While still young Robert won the warm regard of a great painter, Benjamin West, whose father was an intimate friend of Robert's father. Very likely this friendship turned Robert's mind strongly toward painting. At all events, the desire to become an artist took so strong a hold upon him that at the age of seventeen he went to Philadelphia and devoted his time to drawing and painting. Here he remained three years and painted with such skill that he not only supported himself, but sent money to his old home, and saved $400, with which he bought a little home for his mother.

In time his interest in art led him to go to London, where he studied under Benjamin West. But very soon he became interested in trying to improve canal navigation and in working out various mechanical appliances.

This love for invention finally diverted his attention very largely from painting, and led him to the work which made him famous. When about thirty years old he went to Paris to experiment with a diving-boat, an invention of his own, intended to carry cases of gunpowder under water. This machine was not successful, but by the spring of 1801, a little more than three years after his first effort, he had constructed another diving-boat, and went with it to Brest where he gave it a successful trial. With three companions he descended twenty-five feet below the surface of the water and remained for one hour. In 1805 he tested it again in England where, with a torpedo of 170 pounds, he blew up a vessel of 200 tons.

For the invention of the torpedo-boat, the world is indebted to Fulton, but for the first successful steamboat it owes him a debt of deeper gratitude. Before leaving Paris, Fulton became acquainted with Robert R. Livingston, who was at that time the American minister to France. Mr. Livingston had long felt an interest in steamboat navigation, and was willing to supply Fulton the necessary money.

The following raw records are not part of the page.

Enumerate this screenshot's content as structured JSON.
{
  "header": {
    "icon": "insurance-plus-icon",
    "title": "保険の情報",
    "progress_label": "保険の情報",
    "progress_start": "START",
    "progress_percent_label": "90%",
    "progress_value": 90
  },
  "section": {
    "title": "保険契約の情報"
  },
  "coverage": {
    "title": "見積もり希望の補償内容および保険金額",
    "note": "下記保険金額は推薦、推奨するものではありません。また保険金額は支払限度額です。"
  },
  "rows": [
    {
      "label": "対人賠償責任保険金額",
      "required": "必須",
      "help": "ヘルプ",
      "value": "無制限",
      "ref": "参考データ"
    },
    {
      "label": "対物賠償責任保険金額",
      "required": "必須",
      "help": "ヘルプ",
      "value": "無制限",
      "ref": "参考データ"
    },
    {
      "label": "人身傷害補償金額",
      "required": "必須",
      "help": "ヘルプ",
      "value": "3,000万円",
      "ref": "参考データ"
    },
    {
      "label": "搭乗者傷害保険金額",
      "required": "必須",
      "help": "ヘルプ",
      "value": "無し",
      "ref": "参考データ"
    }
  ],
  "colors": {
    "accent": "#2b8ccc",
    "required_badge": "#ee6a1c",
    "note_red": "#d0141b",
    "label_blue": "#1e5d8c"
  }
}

A steamboat, constructed at Paris, was finished by the spring of 1803, and the day for its trial trip was at hand, when, early one morning the boat broke in two parts and sunk to the bottom of the river. The frame had been too weak to support the weight of the heavy machinery. On receiving the news, Fulton hastened to the scene of his misfortune and began at once the work of raising the boat. For twenty-four hours, without food or rest, and standing up to his waist in the cold water, he labored with his men until he succeeded in raising the machinery and in placing it in another boat. But the exposure to which he submitted himself brought on a lung trouble from which he never fully recovered.

Having discovered the defects of the machinery Fulton returned in 1806 to America, where, with money furnished by his friend Livingston, he began to construct another steamboat which he called the Clermont, after the name of Livingston's home on the Hudson. This boat was 130 feet long and 18 feet wide, with a mast and a sail, and on each side a wheel 15 feet in diameter, fully exposed to view.

One morning in August, 1807, a throng of expectant people gathered on the banks of the North River at New York, to see the trial of the Clermont. Everybody was looking for failure. People had all along spoken of Fulton as a crack-brained dreamer, and had called the Clermont "Fulton's Folly." "Of course the thing would not move." "That any man with common-sense might know," they said. So while Fulton was waiting to give the signal to start, these wiseacres were getting ready to jest at his failure.

The Clermont.

Finally, at the signal, the Clermont moved slowly, and then stood perfectly still. "Just what I have been saying," said one onlooker with emphasis. "I knew the boat would not go," said another. "Such a thing is impossible," said a third. But they spoke too soon, for after a little adjustment of the machinery, the Clermont steamed proudly up the Hudson.

As she continued her journey, all along the river, people who had come from far and near stood watching the strange sight. When the boatmen and sailors on the Hudson, heard the clanking machinery and saw the great sparks of fire and the volumes of dense, black smoke rising out of the funnel, they thought the Clermont was a sea-monster. In their superstitious dread, some of them went ashore, some jumped into the river, and some fell on their knees in fear, believing the day of judgment to be at hand. One old Dutchman told his wife that he had seen the devil coming up the river on a raft.